Check out the [API documentation](./api.md#adding-models-and-data) for more, and
the [demos directory](./demos.md) for a wealth of examples. The
[components guide](./components.md) also gives an overview of interpretability
methods and other features available in LIT, and describes how to enable each
for your task.

## Using LIT in notebooks <!-- DO NOT REMOVE {#colab} -->

LIT can also be used directly from Colab and Jupyter notebooks, with the LIT UI
rendered in an output cell. See [LIT_sentiment_classifier.ipynb](https://colab.research.google.com/github/pair-code/lit/blob/dev/lit_nlp/examples/notebooks/LIT_sentiment_classifier.ipynb) for an example.

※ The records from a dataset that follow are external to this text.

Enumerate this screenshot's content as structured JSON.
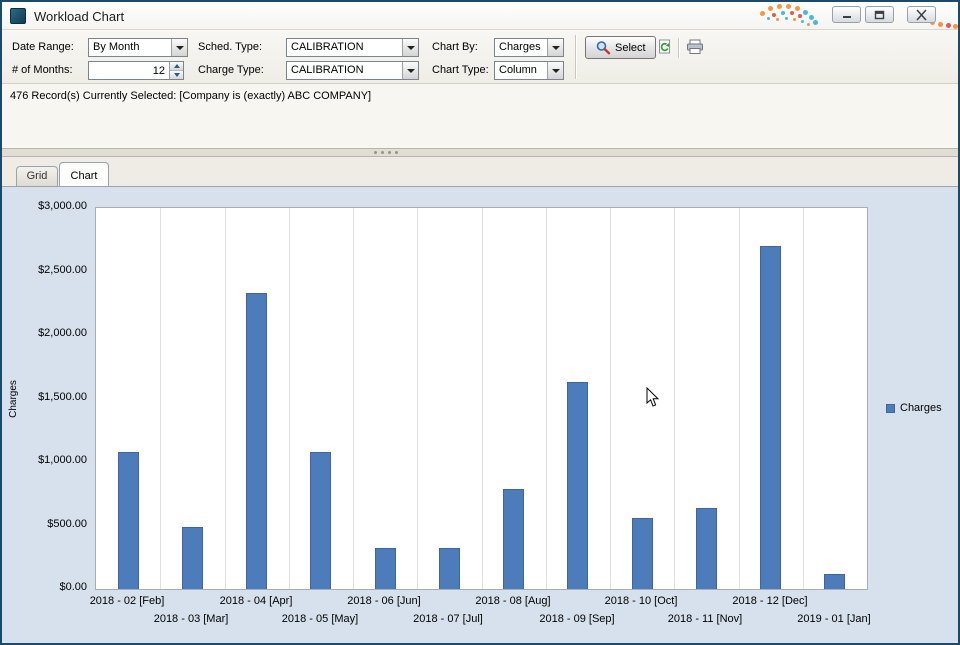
{
  "window": {
    "title": "Workload Chart"
  },
  "toolbar": {
    "date_range": {
      "label": "Date Range:",
      "value": "By Month"
    },
    "sched_type": {
      "label": "Sched. Type:",
      "value": "CALIBRATION"
    },
    "chart_by": {
      "label": "Chart By:",
      "value": "Charges"
    },
    "num_months": {
      "label": "# of Months:",
      "value": "12"
    },
    "charge_type": {
      "label": "Charge Type:",
      "value": "CALIBRATION"
    },
    "chart_type": {
      "label": "Chart Type:",
      "value": "Column"
    },
    "select_button_label": "Select"
  },
  "status_text": "476 Record(s) Currently Selected: [Company is (exactly) ABC COMPANY]",
  "tabs": [
    {
      "label": "Grid",
      "active": false
    },
    {
      "label": "Chart",
      "active": true
    }
  ],
  "chart_data": {
    "type": "bar",
    "title": "",
    "ylabel": "Charges",
    "categories": [
      "2018 - 02 [Feb]",
      "2018 - 03 [Mar]",
      "2018 - 04 [Apr]",
      "2018 - 05 [May]",
      "2018 - 06 [Jun]",
      "2018 - 07 [Jul]",
      "2018 - 08 [Aug]",
      "2018 - 09 [Sep]",
      "2018 - 10 [Oct]",
      "2018 - 11 [Nov]",
      "2018 - 12 [Dec]",
      "2019 - 01 [Jan]"
    ],
    "series": [
      {
        "name": "Charges",
        "values": [
          1080,
          490,
          2330,
          1080,
          320,
          320,
          790,
          1630,
          560,
          640,
          2700,
          120
        ]
      }
    ],
    "ylim": [
      0,
      3000
    ],
    "ytick_step": 500,
    "yticks": [
      "$0.00",
      "$500.00",
      "$1,000.00",
      "$1,500.00",
      "$2,000.00",
      "$2,500.00",
      "$3,000.00"
    ],
    "legend": {
      "label": "Charges",
      "position": "right"
    },
    "bar_color": "#4d7cba",
    "grid": "vertical"
  }
}
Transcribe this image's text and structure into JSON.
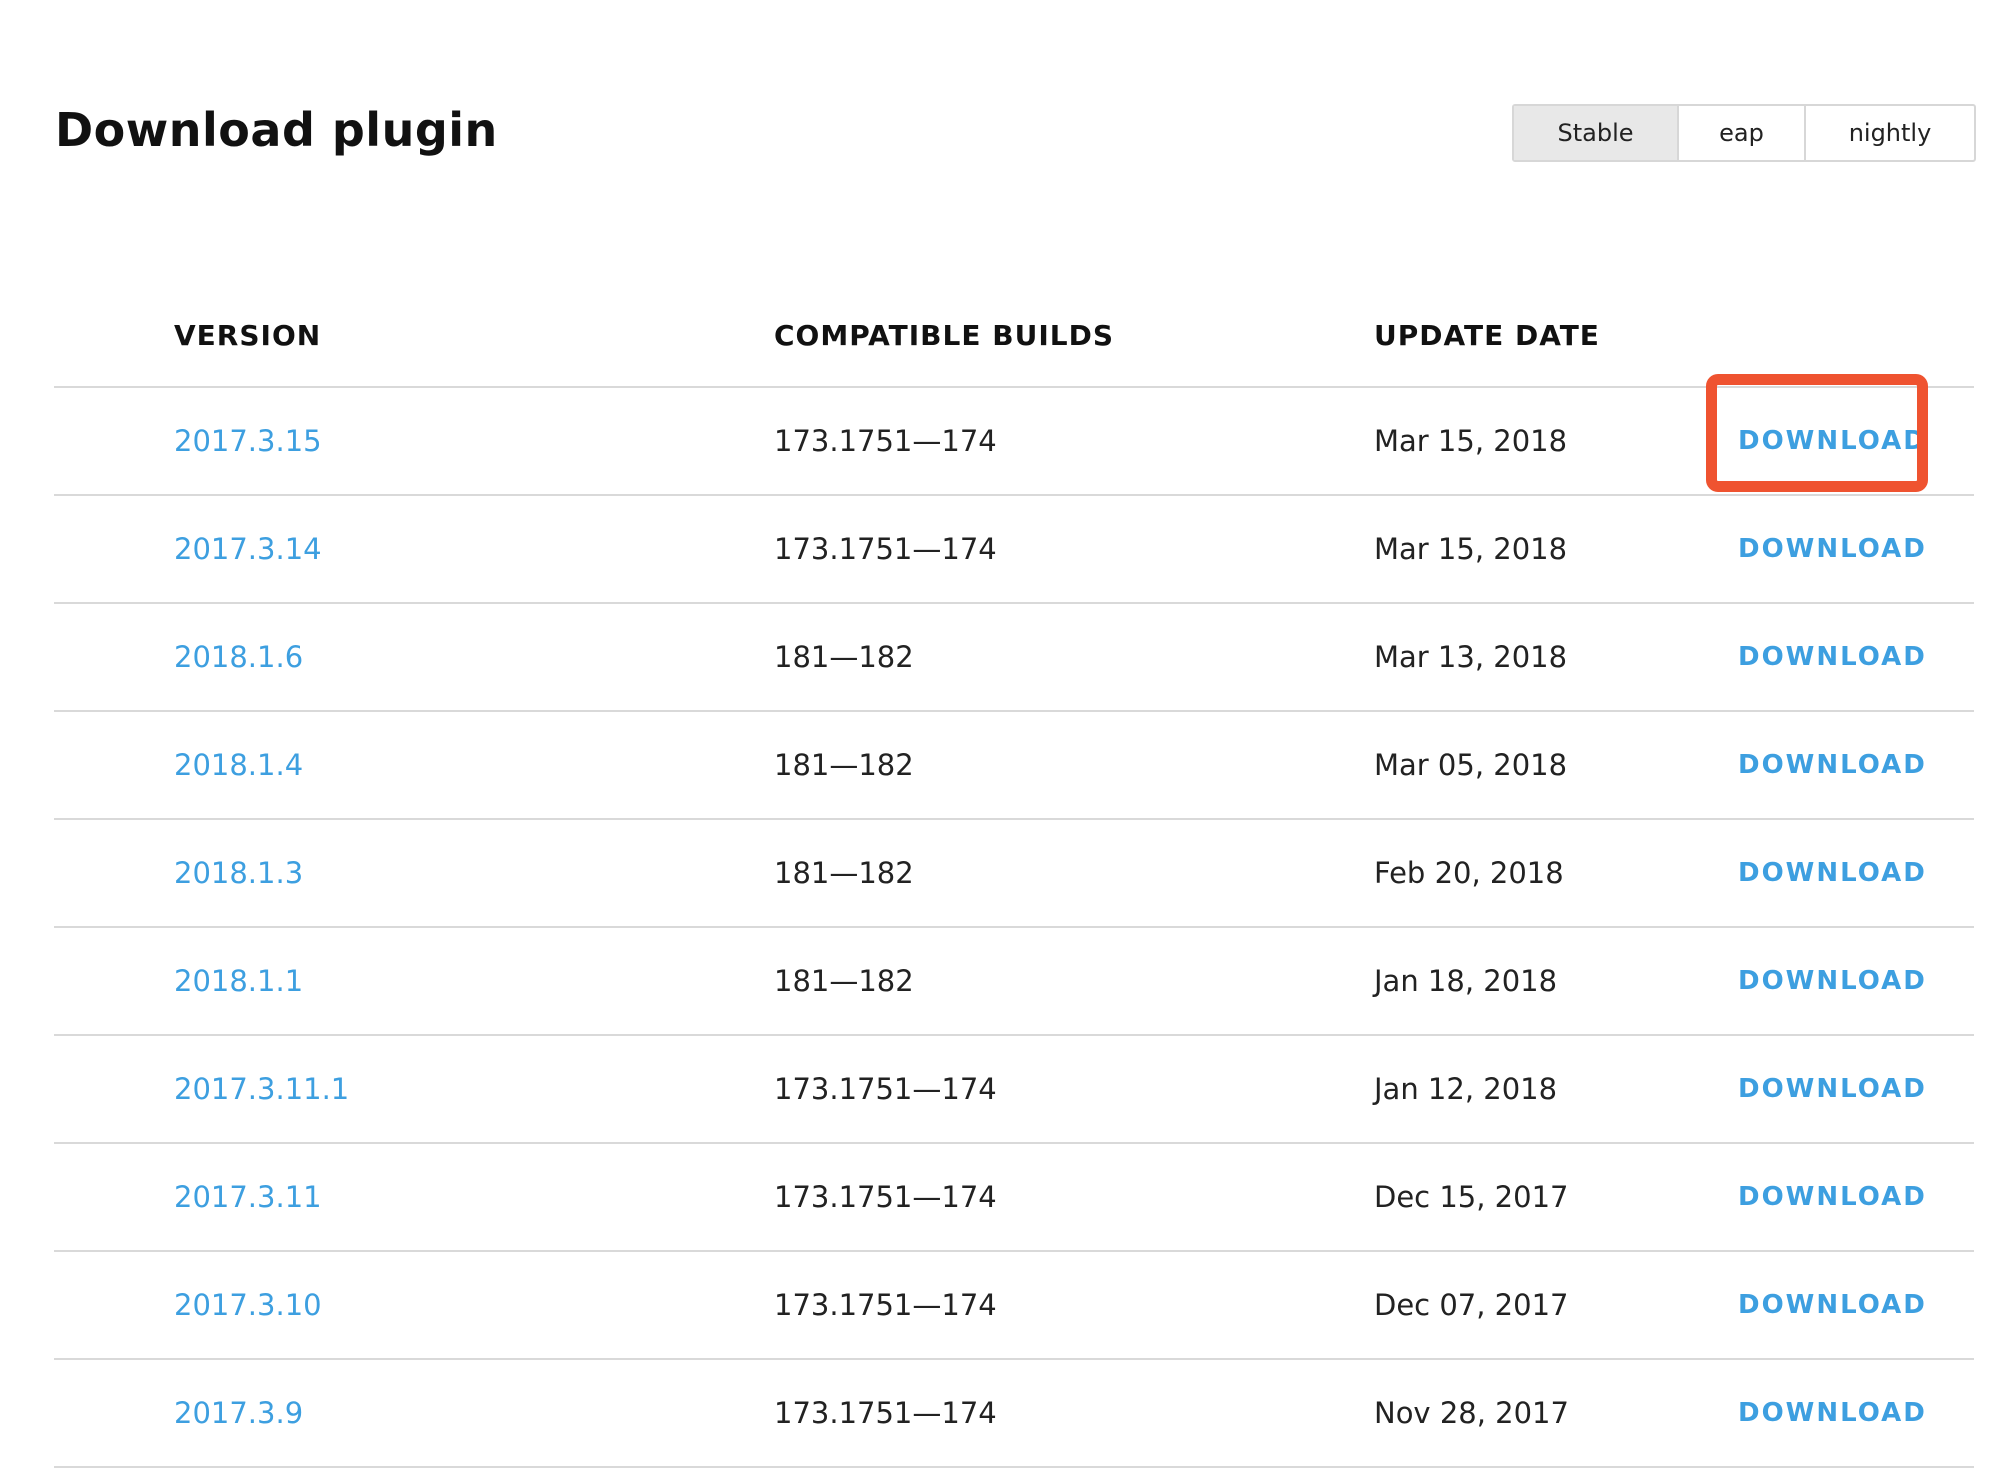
{
  "page": {
    "title": "Download plugin"
  },
  "channels": {
    "stable": "Stable",
    "eap": "eap",
    "nightly": "nightly",
    "selected": "Stable"
  },
  "table": {
    "headers": {
      "version": "VERSION",
      "builds": "COMPATIBLE BUILDS",
      "date": "UPDATE DATE"
    },
    "download_label": "DOWNLOAD",
    "rows": [
      {
        "version": "2017.3.15",
        "builds": "173.1751—174",
        "date": "Mar 15, 2018",
        "action": "DOWNLOAD"
      },
      {
        "version": "2017.3.14",
        "builds": "173.1751—174",
        "date": "Mar 15, 2018",
        "action": "DOWNLOAD"
      },
      {
        "version": "2018.1.6",
        "builds": "181—182",
        "date": "Mar 13, 2018",
        "action": "DOWNLOAD"
      },
      {
        "version": "2018.1.4",
        "builds": "181—182",
        "date": "Mar 05, 2018",
        "action": "DOWNLOAD"
      },
      {
        "version": "2018.1.3",
        "builds": "181—182",
        "date": "Feb 20, 2018",
        "action": "DOWNLOAD"
      },
      {
        "version": "2018.1.1",
        "builds": "181—182",
        "date": "Jan 18, 2018",
        "action": "DOWNLOAD"
      },
      {
        "version": "2017.3.11.1",
        "builds": "173.1751—174",
        "date": "Jan 12, 2018",
        "action": "DOWNLOAD"
      },
      {
        "version": "2017.3.11",
        "builds": "173.1751—174",
        "date": "Dec 15, 2017",
        "action": "DOWNLOAD"
      },
      {
        "version": "2017.3.10",
        "builds": "173.1751—174",
        "date": "Dec 07, 2017",
        "action": "DOWNLOAD"
      },
      {
        "version": "2017.3.9",
        "builds": "173.1751—174",
        "date": "Nov 28, 2017",
        "action": "DOWNLOAD"
      }
    ]
  },
  "annotation": {
    "highlight_color": "#ef5330"
  },
  "colors": {
    "link": "#3d9fe0",
    "divider": "#d9d9d9",
    "active_toggle_bg": "#e8e8e8"
  }
}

Note: if you see a 403 error in the output cell where LIT should render, you may
need to enable cookies on the Colab site, or pass a custom `port=` to the
`LitWidget` constructor.

## Stand-alone components <!-- DO NOT REMOVE {#standalone} -->

Many LIT components - such as models, datasets, metrics, and salience methods -
are stand-alone Python classes and can be easily used outside of the LIT UI. For
additional details, see the
[API documentation](./api.md#using-lit-components-outside-of-lit) and an example Colab
at [LIT_components_example.ipynb](https://colab.research.google.com/github/pair-code/lit/blob/dev/lit_nlp/examples/notebooks/LIT_components_example.ipynb).

## Run an existing example <!-- DO NOT REMOVE {#running-lit} -->

The [demos page](./demos.md) lists some of the pre-built demos available for a
variety of model types. The code for these is under [examples](https://github.com/PAIR-code/lit/blob/main/lit_nlp/examples)
;
each is a small script that loads one or more models and starts a LIT server.

Most demos can be run with a single blaze command. To run the default one, you
can do:

```sh
python -m lit_nlp.examples.glue.demo \
  --quickstart --port=4321 --alsologtostderr
```

Then navigate to https://localhost:4321 to access the UI.

For most models we recommend using a GPU, though the `--quickstart` flag above
loads a set of smaller models that run well on CPU. You can also pass
`--warm_start=1.0`, and LIT will run inference and cache the results before
server start.

For an overview of supported model types and frameworks, see the
[components guide](./components.md).